100 thoughts on “Take a Virtual Reality tour of six REAL exoplanets (4K, 360° VR experience) | We The Curious”

  1. My friend: What did you do yesterday?
    Me: Oh, nothing…just saw multiple planets in my living room.
    Edit: I like my own comments cuz nobody likes em 😿

  2. thing is everyone is excited to know if there's any form of life besides us in the universe and to meet them, but we can't even get along with ourselves in the first place

  3. Аяк такое видео делать 360 градусов

  4. Hello! Please watch this video on my channel … what is a star? or is it a planet? https://youtu.be/YnVQv4DCxCg

  5. I'm quite skeptical of the proposition that scientific models of things that have never been observed are much more than fanciful guesses, but I found this very enjoyable. It illustrates a range of possibilities or probabilities that are inductive of further imaginative contemplation.
    But I would urge the audience to bear in mind that these aren't depictions of what scientists know, but rather of what they reasonably think. Their guesses are a lot better than mere imagination; they are based on a lot of data and careful reasoning. They have stronger claims to truth.
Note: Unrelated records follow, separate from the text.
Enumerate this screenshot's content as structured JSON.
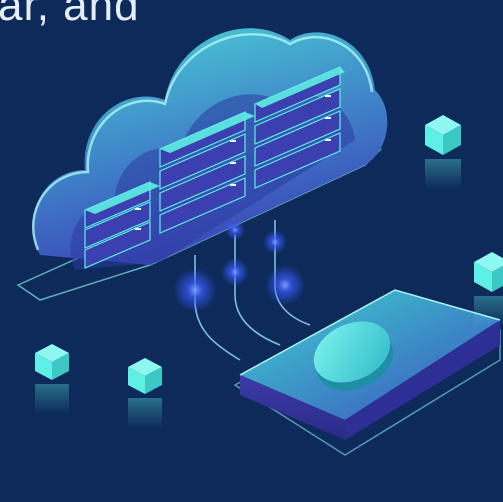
{
  "headline": {
    "text": "ar, and"
  },
  "colors": {
    "background": "#0d2a5a",
    "text": "#e6eef8",
    "cloud_top": "#4dd6d6",
    "cloud_bottom": "#3b45b8",
    "server_accent": "#5ef0e4",
    "glow": "#3a5cff",
    "cube": "#5ef0e4",
    "outline": "#7fe8e6"
  },
  "icons": {
    "cloud": "cloud-server-icon",
    "chip": "chip-platform-icon",
    "coin": "coin-icon",
    "cube": "cube-icon"
  }
}
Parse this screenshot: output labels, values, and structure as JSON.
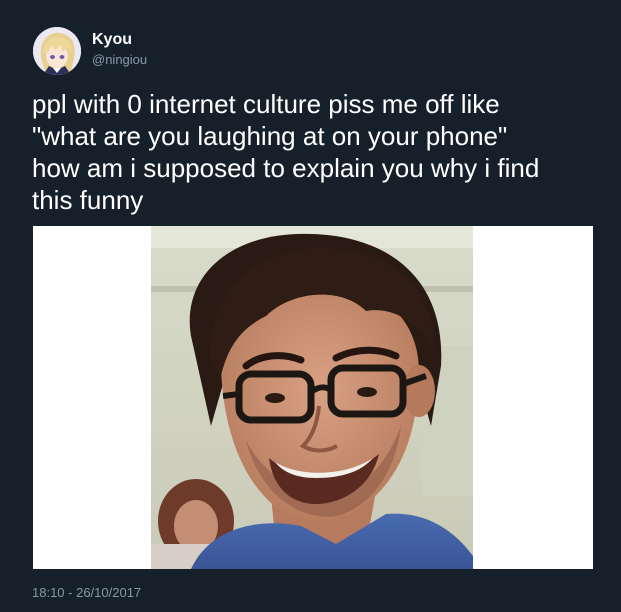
{
  "user": {
    "display_name": "Kyou",
    "handle": "@ningiou",
    "avatar_icon": "anime-avatar"
  },
  "tweet": {
    "text": "ppl with 0 internet culture piss me off like\n\"what are you laughing at on your phone\"\nhow am i supposed to explain you why i find\nthis funny",
    "timestamp": "18:10 - 26/10/2017"
  },
  "media": {
    "description_icon": "photo-smiling-man-glasses"
  },
  "colors": {
    "background": "#15202b",
    "text": "#ffffff",
    "secondary_text": "#8899a6"
  }
}
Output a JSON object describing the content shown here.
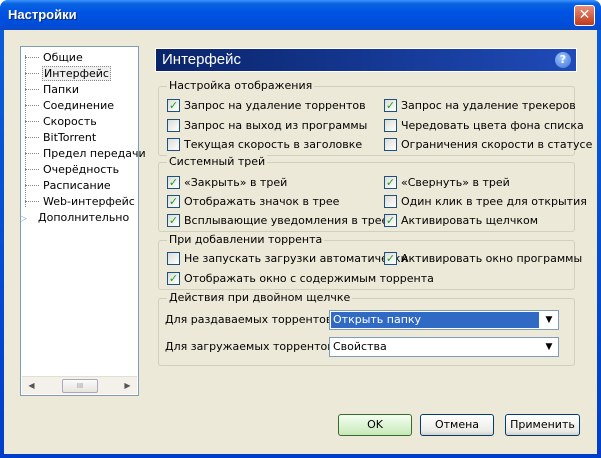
{
  "window": {
    "title": "Настройки"
  },
  "nav": {
    "items": [
      {
        "label": "Общие"
      },
      {
        "label": "Интерфейс"
      },
      {
        "label": "Папки"
      },
      {
        "label": "Соединение"
      },
      {
        "label": "Скорость"
      },
      {
        "label": "BitTorrent"
      },
      {
        "label": "Предел передачи"
      },
      {
        "label": "Очерёдность"
      },
      {
        "label": "Расписание"
      },
      {
        "label": "Web-интерфейс"
      },
      {
        "label": "Дополнительно"
      }
    ],
    "selected": "Интерфейс",
    "scroll_thumb_glyph": "III"
  },
  "panel": {
    "title": "Интерфейс",
    "help_glyph": "?",
    "display": {
      "legend": "Настройка отображения",
      "items": [
        {
          "label": "Запрос на удаление торрентов",
          "checked": true
        },
        {
          "label": "Запрос на удаление трекеров",
          "checked": true
        },
        {
          "label": "Запрос на выход из программы",
          "checked": false
        },
        {
          "label": "Чередовать цвета фона списка",
          "checked": false
        },
        {
          "label": "Текущая скорость в заголовке",
          "checked": false
        },
        {
          "label": "Ограничения скорости в статусе",
          "checked": false
        }
      ]
    },
    "tray": {
      "legend": "Системный трей",
      "items": [
        {
          "label": "«Закрыть» в трей",
          "checked": true
        },
        {
          "label": "«Свернуть» в трей",
          "checked": true
        },
        {
          "label": "Отображать значок в трее",
          "checked": true
        },
        {
          "label": "Один клик в трее для открытия",
          "checked": false
        },
        {
          "label": "Всплывающие уведомления в трее",
          "checked": true
        },
        {
          "label": "Активировать щелчком",
          "checked": true
        }
      ]
    },
    "add": {
      "legend": "При добавлении торрента",
      "items": [
        {
          "label": "Не запускать загрузки автоматически",
          "checked": false
        },
        {
          "label": "Активировать окно программы",
          "checked": true
        },
        {
          "label": "Отображать окно с содержимым торрента",
          "checked": true
        }
      ]
    },
    "dblclick": {
      "legend": "Действия при двойном щелчке",
      "seeding_label": "Для раздаваемых торрентов:",
      "seeding_value": "Открыть папку",
      "downloading_label": "Для загружаемых торрентов:",
      "downloading_value": "Свойства"
    }
  },
  "buttons": {
    "ok": "OK",
    "cancel": "Отмена",
    "apply": "Применить"
  },
  "colors": {
    "titlebar": "#0054e3",
    "header": "#0a246a",
    "selection": "#316ac5",
    "check": "#21a121"
  }
}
But history tells us that the most careful, data-driven reasoning, still turns out to be at least partially incorrect almost all the time. And not infrequently wholly incorrect.
    Scientists generally know this, but they don't like to mention it too loudly or too often, because it's harder to get humanity and their institutions to fund science in general and grants in particular for 'educated-guess' work. I'm not against the funding; I think it's important. I just like to push back against the side-effect of the fettering of imaginations, by the incorrect notion that what's out there is certainly known. We don't even know about here and about ourselves. We just have a working model that is in constant flux.
    A lot is being inferred from the observation of specs of light that dim periodically. The reasoning is sound. But who knows what causes might produce such an observational effect, that we've simply not thought of yet?
    Do not believe that you live in a world – or a universe – that is all figured out.
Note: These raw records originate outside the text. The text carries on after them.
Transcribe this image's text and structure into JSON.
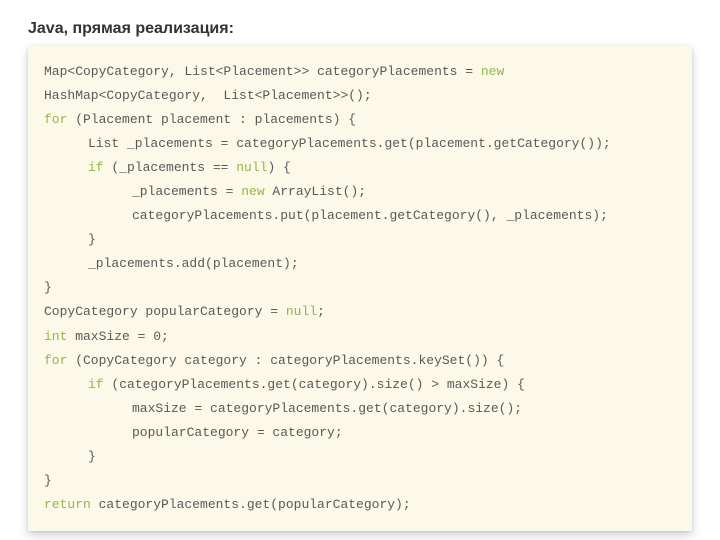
{
  "heading": "Java, прямая реализация:",
  "code": {
    "l1a": "Map<CopyCategory, List<Placement>> categoryPlacements = ",
    "l1b": "new",
    "l2": "HashMap<CopyCategory,  List<Placement>>();",
    "l3a": "for",
    "l3b": " (Placement placement : placements) {",
    "l4": "List _placements = categoryPlacements.get(placement.getCategory());",
    "l5a": "if",
    "l5b": " (_placements == ",
    "l5c": "null",
    "l5d": ") {",
    "l6a": "_placements = ",
    "l6b": "new",
    "l6c": " ArrayList();",
    "l7": "categoryPlacements.put(placement.getCategory(), _placements);",
    "l8": "}",
    "l9": "_placements.add(placement);",
    "l10": "}",
    "l11a": "CopyCategory popularCategory = ",
    "l11b": "null",
    "l11c": ";",
    "l12a": "int",
    "l12b": " maxSize = 0;",
    "l13a": "for",
    "l13b": " (CopyCategory category : categoryPlacements.keySet()) {",
    "l14a": "if",
    "l14b": " (categoryPlacements.get(category).size() > maxSize) {",
    "l15": "maxSize = categoryPlacements.get(category).size();",
    "l16": "popularCategory = category;",
    "l17": "}",
    "l18": "}",
    "l19a": "return",
    "l19b": " categoryPlacements.get(popularCategory);"
  }
}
  6. مـيــــن🥰 يـــرحـــب🥰 بــــي🥰 يــضـغط لايـــك🥰ويــــراســنـي خـاص واشـترك بقنـاتـــــــي

  7. Hi my name is Roei and I started a travel channel. Will appreciate your support. Check out this cool
    360 skydiving video https://youtu.be/-qP8rjfzQyE (rewlmskydiving not tandem 😂😂)

  8. Greetings!

    My name is Leo, I’m marketing manager for Swearl. We are a Virtual Reality technology company and one of our core products is called PLAY'A – it's a Virtual Reality player for watching 180º & 360º VR videos and movies in a more advanced way. PLAY'A supports multiple headsets, such as Oculus (Rift, Go, Quest), HTC Vive, Gear VR and many others, we also have mobile versions for Android and iOS. The number of downloads throughout all the platforms on PLAY'A is currently more than 500K worldwide and proceeds to increase.

    We're looking to collaborate and place your video content in our player. Please contact us and we can discuss it in detail. You can find out all the features of our PLAY'A app on our official website playavr.com

    Thanks for the consideration and I hope to hear from you soon!